Saint Kitts and Nevis, like other Eastern Caribbean states, experience sargassum inundations on the windward coast – that is, the east coast. Hotels, resorts, bars, restaurants and watersporting activities located along the east and south-east coast have been impacted due to the large accumulations of sargassum on the beach and in the nearshore. Labeled an “unwelcomed visitor” sargassum influxes has resulted in spoiled aesthetics, unpleasant odours, lack of beach access, limited swimming and increased cost for consistent removal. Sargassum floating at sea along with the unpleasant smell as the seaweed decomposes act as deterrents for tourists visiting the beach. There have been reports of business disruptions and loss of income for beach vendors owing to reduced recreational activity.

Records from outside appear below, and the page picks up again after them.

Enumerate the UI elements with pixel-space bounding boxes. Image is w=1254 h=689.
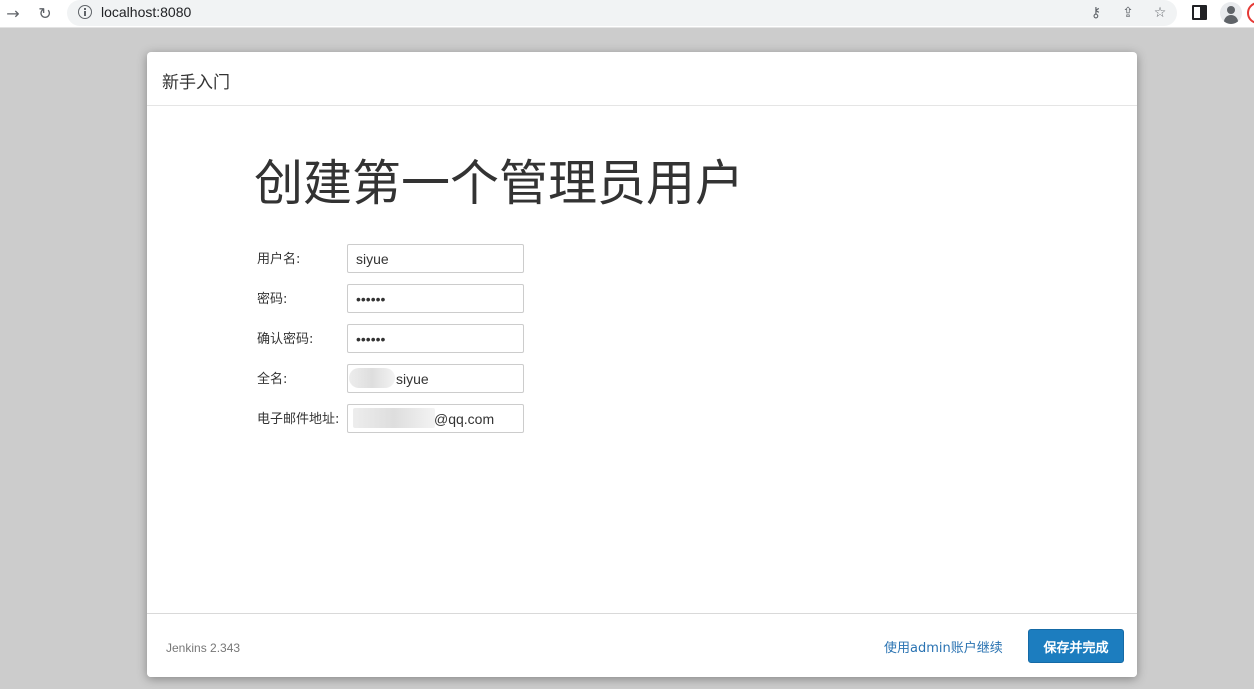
side-panel-icon[interactable] (1192, 5, 1207, 20)
dialog-header: 新手入门 (147, 52, 1137, 106)
key-icon[interactable]: ⚷ (1086, 3, 1106, 23)
dialog-body: 创建第一个管理员用户 用户名: 密码: 确认密码: 全名: 电子邮件地址: (147, 106, 1137, 613)
share-icon[interactable]: ⇪ (1118, 3, 1138, 23)
address-bar[interactable]: localhost:8080 ⚷ ⇪ ☆ (67, 0, 1177, 26)
form-row-confirm-password: 确认密码: (257, 324, 857, 354)
url-text[interactable]: localhost:8080 (101, 4, 191, 20)
setup-wizard-dialog: 新手入门 创建第一个管理员用户 用户名: 密码: 确认密码: 全名: 电子邮件地… (147, 52, 1137, 677)
email-input[interactable] (347, 404, 524, 433)
reload-icon[interactable]: ↻ (34, 3, 56, 25)
password-input[interactable] (347, 284, 524, 313)
confirm-password-label: 确认密码: (257, 332, 314, 347)
extension-icon[interactable] (1247, 2, 1254, 24)
confirm-password-input[interactable] (347, 324, 524, 353)
dialog-title: 新手入门 (162, 73, 230, 93)
forward-arrow-icon[interactable]: → (2, 3, 24, 25)
username-label: 用户名: (257, 252, 301, 267)
form-row-fullname: 全名: (257, 364, 857, 394)
avatar-head (1227, 6, 1235, 14)
browser-toolbar: → ↻ localhost:8080 ⚷ ⇪ ☆ (0, 0, 1254, 28)
username-input[interactable] (347, 244, 524, 273)
star-icon[interactable]: ☆ (1150, 3, 1170, 23)
version-label: Jenkins 2.343 (166, 641, 241, 655)
fullname-input[interactable] (347, 364, 524, 393)
email-label: 电子邮件地址: (257, 412, 340, 427)
form-row-email: 电子邮件地址: (257, 404, 857, 434)
form-row-username: 用户名: (257, 244, 857, 274)
fullname-label: 全名: (257, 372, 288, 387)
password-label: 密码: (257, 292, 288, 307)
page-title: 创建第一个管理员用户 (254, 155, 745, 212)
info-icon[interactable] (78, 5, 92, 19)
continue-as-admin-link[interactable]: 使用admin账户继续 (884, 637, 1003, 656)
form-row-password: 密码: (257, 284, 857, 314)
avatar-body (1224, 15, 1238, 24)
dialog-footer: Jenkins 2.343 使用admin账户继续 保存并完成 (147, 613, 1137, 677)
avatar[interactable] (1220, 2, 1242, 24)
save-and-finish-button[interactable]: 保存并完成 (1028, 629, 1124, 663)
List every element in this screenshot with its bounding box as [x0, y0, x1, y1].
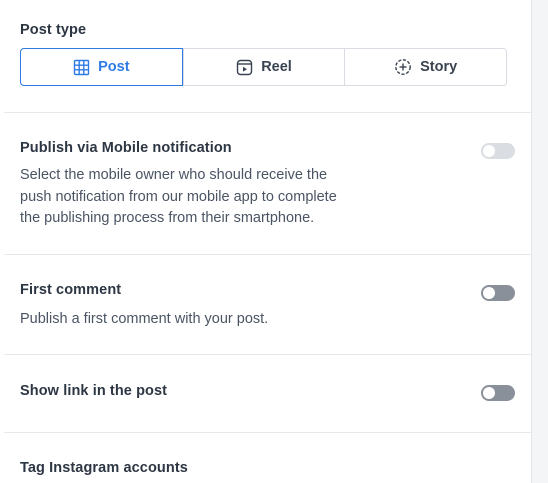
- grid-icon: [73, 59, 90, 76]
- first-comment-description: Publish a first comment with your post.: [20, 311, 269, 327]
- section-divider: [4, 112, 531, 113]
- post-type-option-story[interactable]: Story: [344, 49, 506, 85]
- first-comment-heading: First comment: [20, 282, 122, 298]
- post-type-heading: Post type: [20, 22, 87, 38]
- toggle-knob: [483, 387, 495, 399]
- toggle-knob: [483, 145, 495, 157]
- mobile-notification-heading: Publish via Mobile notification: [20, 140, 232, 156]
- reel-play-icon: [236, 59, 253, 76]
- post-type-option-label: Post: [98, 59, 130, 75]
- post-type-option-post[interactable]: Post: [20, 48, 183, 86]
- show-link-heading: Show link in the post: [20, 383, 168, 399]
- mobile-notification-description: Select the mobile owner who should recei…: [20, 167, 337, 226]
- section-divider: [4, 432, 531, 433]
- story-plus-icon: [394, 58, 412, 76]
- post-type-selector: Post Reel Story: [20, 48, 507, 86]
- section-divider: [4, 254, 531, 255]
- post-settings-panel: Post type Post Reel Story Publish via Mo…: [0, 0, 532, 483]
- show-link-toggle[interactable]: [481, 385, 515, 401]
- mobile-notification-toggle[interactable]: [481, 143, 515, 159]
- toggle-knob: [483, 287, 495, 299]
- post-type-option-label: Reel: [261, 59, 292, 75]
- tag-accounts-heading: Tag Instagram accounts: [20, 460, 188, 476]
- post-type-option-label: Story: [420, 59, 458, 75]
- first-comment-toggle[interactable]: [481, 285, 515, 301]
- section-divider: [4, 354, 531, 355]
- post-type-option-reel[interactable]: Reel: [182, 49, 345, 85]
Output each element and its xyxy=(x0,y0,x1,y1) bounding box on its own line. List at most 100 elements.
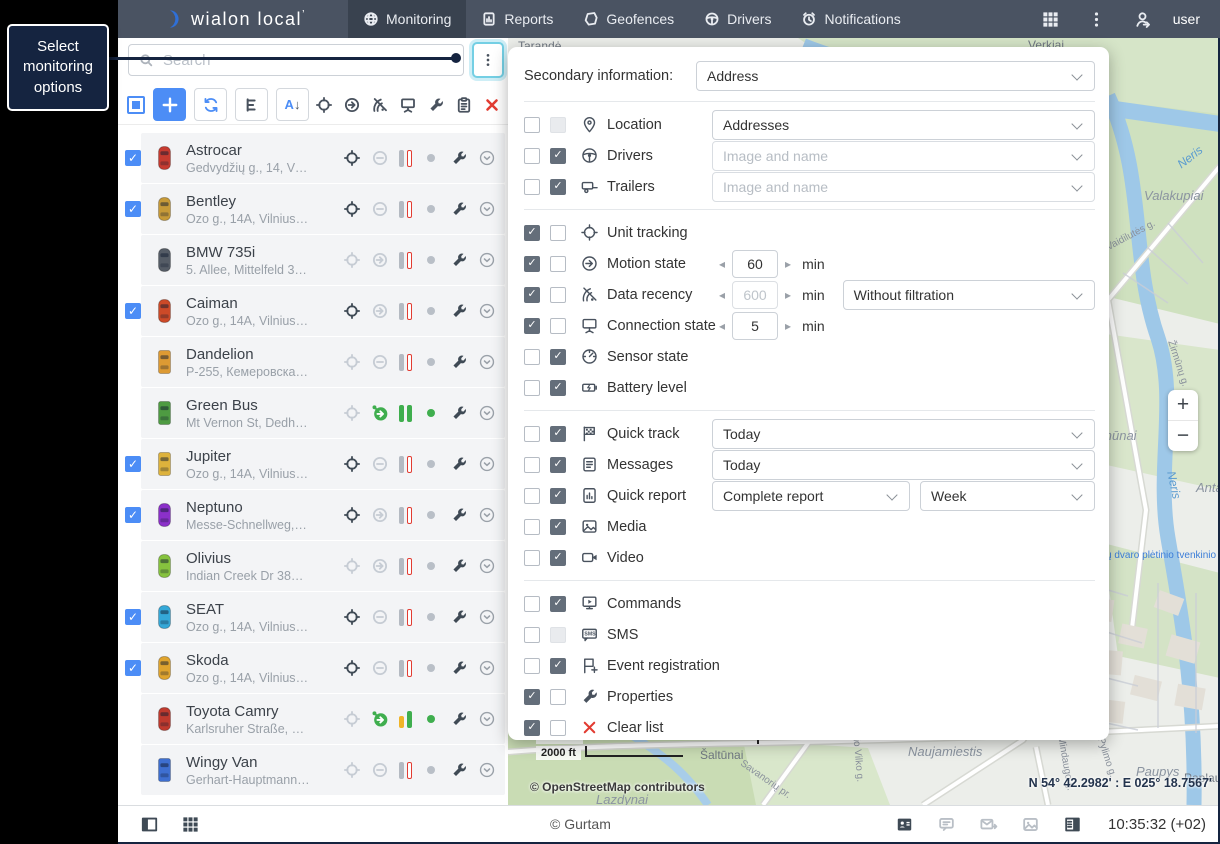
monitoring-options-button[interactable] xyxy=(472,42,504,78)
unit-card[interactable]: CaimanOzo g., 14A, Vilnius, Li... xyxy=(141,286,505,336)
location-select[interactable]: Addresses xyxy=(712,110,1095,140)
stepper-increase-icon[interactable]: ▸ xyxy=(778,257,798,271)
sort-az-button[interactable]: A↓ xyxy=(276,88,309,121)
tab-monitoring[interactable]: Monitoring xyxy=(348,0,466,38)
unit-card[interactable]: BentleyOzo g., 14A, Vilnius, Li... xyxy=(141,184,505,234)
unit-checkbox[interactable]: ✓ xyxy=(125,507,141,523)
unit-search-box[interactable] xyxy=(128,44,464,76)
unit-card[interactable]: Green BusMt Vernon St, Dedham... xyxy=(141,388,505,438)
crosshair-icon[interactable] xyxy=(343,251,361,269)
unit-card[interactable]: DandelionР-255, Кемеровская ... xyxy=(141,337,505,387)
tab-notifications[interactable]: Notifications xyxy=(786,0,915,38)
motion-state-icon[interactable] xyxy=(371,251,389,269)
messages-checkbox-2[interactable]: ✓ xyxy=(550,457,566,473)
quick-report-select[interactable]: Complete report xyxy=(712,481,910,511)
trailers-checkbox-1[interactable] xyxy=(524,179,540,195)
unit-expand-icon[interactable] xyxy=(478,761,496,779)
unit-properties-icon[interactable] xyxy=(450,149,468,167)
panel-toggle-icon[interactable] xyxy=(140,815,159,834)
unit-expand-icon[interactable] xyxy=(478,404,496,422)
sensor-state-checkbox-2[interactable]: ✓ xyxy=(550,349,566,365)
trailers-select[interactable]: Image and name xyxy=(712,172,1095,202)
unit-properties-icon[interactable] xyxy=(450,608,468,626)
unit-card[interactable]: BMW 735i5. Allee, Mittelfeld 305... xyxy=(141,235,505,285)
unit-expand-icon[interactable] xyxy=(478,659,496,677)
unit-properties-icon[interactable] xyxy=(450,761,468,779)
crosshair-icon[interactable] xyxy=(343,404,361,422)
unit-card[interactable]: NeptunoMesse-Schnellweg, Mi... xyxy=(141,490,505,540)
quick-track-checkbox-1[interactable] xyxy=(524,426,540,442)
commands-checkbox-1[interactable] xyxy=(524,596,540,612)
unit-card[interactable]: AstrocarGedvydžių g., 14, Vilni... xyxy=(141,133,505,183)
tree-view-button[interactable] xyxy=(235,88,268,121)
unit-card[interactable]: OliviusIndian Creek Dr 3801, ... xyxy=(141,541,505,591)
battery-level-checkbox-1[interactable] xyxy=(524,380,540,396)
sms-checkbox-1[interactable] xyxy=(524,627,540,643)
wrench-icon[interactable] xyxy=(427,96,445,114)
refresh-button[interactable] xyxy=(194,88,227,121)
stepper-decrease-icon[interactable]: ◂ xyxy=(712,319,732,333)
messages-select[interactable]: Today xyxy=(712,450,1095,480)
unit-card[interactable]: JupiterOzo g., 14A, Vilnius, Li... xyxy=(141,439,505,489)
motion-state-icon[interactable] xyxy=(371,761,389,779)
unit-expand-icon[interactable] xyxy=(478,506,496,524)
connection-state-checkbox-2[interactable] xyxy=(550,318,566,334)
badge-icon[interactable] xyxy=(895,815,914,834)
unit-tracking-checkbox-2[interactable] xyxy=(550,225,566,241)
motion-state-value[interactable]: 60 xyxy=(732,250,778,278)
unit-checkbox[interactable]: ✓ xyxy=(125,201,141,217)
unit-checkbox[interactable]: ✓ xyxy=(125,456,141,472)
unit-expand-icon[interactable] xyxy=(478,608,496,626)
unit-properties-icon[interactable] xyxy=(450,200,468,218)
unit-expand-icon[interactable] xyxy=(478,557,496,575)
location-checkbox-1[interactable] xyxy=(524,117,540,133)
crosshair-icon[interactable] xyxy=(343,710,361,728)
quick-track-checkbox-2[interactable]: ✓ xyxy=(550,426,566,442)
news-icon[interactable] xyxy=(1063,815,1082,834)
video-checkbox-2[interactable]: ✓ xyxy=(550,550,566,566)
video-checkbox-1[interactable] xyxy=(524,550,540,566)
unit-expand-icon[interactable] xyxy=(478,149,496,167)
stepper-increase-icon[interactable]: ▸ xyxy=(778,319,798,333)
motion-state-icon[interactable] xyxy=(371,404,389,422)
unit-checkbox[interactable]: ✓ xyxy=(125,303,141,319)
crosshair-icon[interactable] xyxy=(315,96,333,114)
properties-checkbox-1[interactable]: ✓ xyxy=(524,689,540,705)
unit-properties-icon[interactable] xyxy=(450,506,468,524)
crosshair-icon[interactable] xyxy=(343,608,361,626)
unit-expand-icon[interactable] xyxy=(478,455,496,473)
unit-expand-icon[interactable] xyxy=(478,353,496,371)
tab-geofences[interactable]: Geofences xyxy=(568,0,689,38)
unit-properties-icon[interactable] xyxy=(450,251,468,269)
event-registration-checkbox-2[interactable]: ✓ xyxy=(550,658,566,674)
motion-state-checkbox-1[interactable]: ✓ xyxy=(524,256,540,272)
event-registration-checkbox-1[interactable] xyxy=(524,658,540,674)
unit-card[interactable]: SEATOzo g., 14A, Vilnius, Li... xyxy=(141,592,505,642)
unit-properties-icon[interactable] xyxy=(450,710,468,728)
unit-checkbox[interactable]: ✓ xyxy=(125,660,141,676)
crosshair-icon[interactable] xyxy=(343,353,361,371)
battery-level-checkbox-2[interactable]: ✓ xyxy=(550,380,566,396)
quick-report-checkbox-2[interactable]: ✓ xyxy=(550,488,566,504)
clipboard-icon[interactable] xyxy=(455,96,473,114)
sensor-state-checkbox-1[interactable] xyxy=(524,349,540,365)
user-switch-icon[interactable] xyxy=(1133,10,1152,29)
kebab-icon[interactable] xyxy=(1087,10,1106,29)
motion-state-icon[interactable] xyxy=(371,455,389,473)
motion-state-icon[interactable] xyxy=(371,353,389,371)
drivers-select[interactable]: Image and name xyxy=(712,141,1095,171)
data-recency-checkbox-2[interactable] xyxy=(550,287,566,303)
apps-grid-icon[interactable] xyxy=(181,815,200,834)
motion-state-icon[interactable] xyxy=(371,608,389,626)
add-unit-button[interactable] xyxy=(153,88,186,121)
motion-state-icon[interactable] xyxy=(371,557,389,575)
motion-state-icon[interactable] xyxy=(371,149,389,167)
connection-state-checkbox-1[interactable]: ✓ xyxy=(524,318,540,334)
crosshair-icon[interactable] xyxy=(343,149,361,167)
unit-expand-icon[interactable] xyxy=(478,200,496,218)
quick-report-checkbox-1[interactable] xyxy=(524,488,540,504)
secondary-information-select[interactable]: Address xyxy=(696,61,1095,91)
unit-properties-icon[interactable] xyxy=(450,455,468,473)
stepper-decrease-icon[interactable]: ◂ xyxy=(712,288,732,302)
crosshair-icon[interactable] xyxy=(343,302,361,320)
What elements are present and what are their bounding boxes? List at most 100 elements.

Sargassum inundations have been making it difficult and in cases impossible for fishers to launch their vessels. Some fishers are forced to stay ashore and lose fishing days, to avoid sargassum being clogged around their motors. While at sea fishers reported increased travel time to fishing grounds as navigation around sargassum rafts was difficult. Often, fishers had to stop to clear the propellers. Entangled fishing lines have been making it difficult to catch pelagic fish such as dolphinfish and wahoo. Despite this, there has been an increase in landed juvenile dolphinfish. Spear-fishers and the lobster fishers have also been affected due to the sedimentation of decomposed sargassum in nearshore areas causing them to go farther out to fish. There have also been reports of lost fish traps.
Sargassum influxes have been diminishing the quality of the natural amenities enjoyed by coastal communities. Beaches and nearshore regions under siege by sargassum have impeded beach access and ruined aesthetics. Additionally, coastal dwellers have to endure the odor of decomposing sargassum which reportedly could be smelt from around two miles away from the coastline.
Beach erosion has been reported at Frigate Bay. The influxes has affected the turtle nesting beaches, making it difficult for turtles to maneuver. There have been occurrences of drowned turtles since the sargassum mats make it difficult to surface.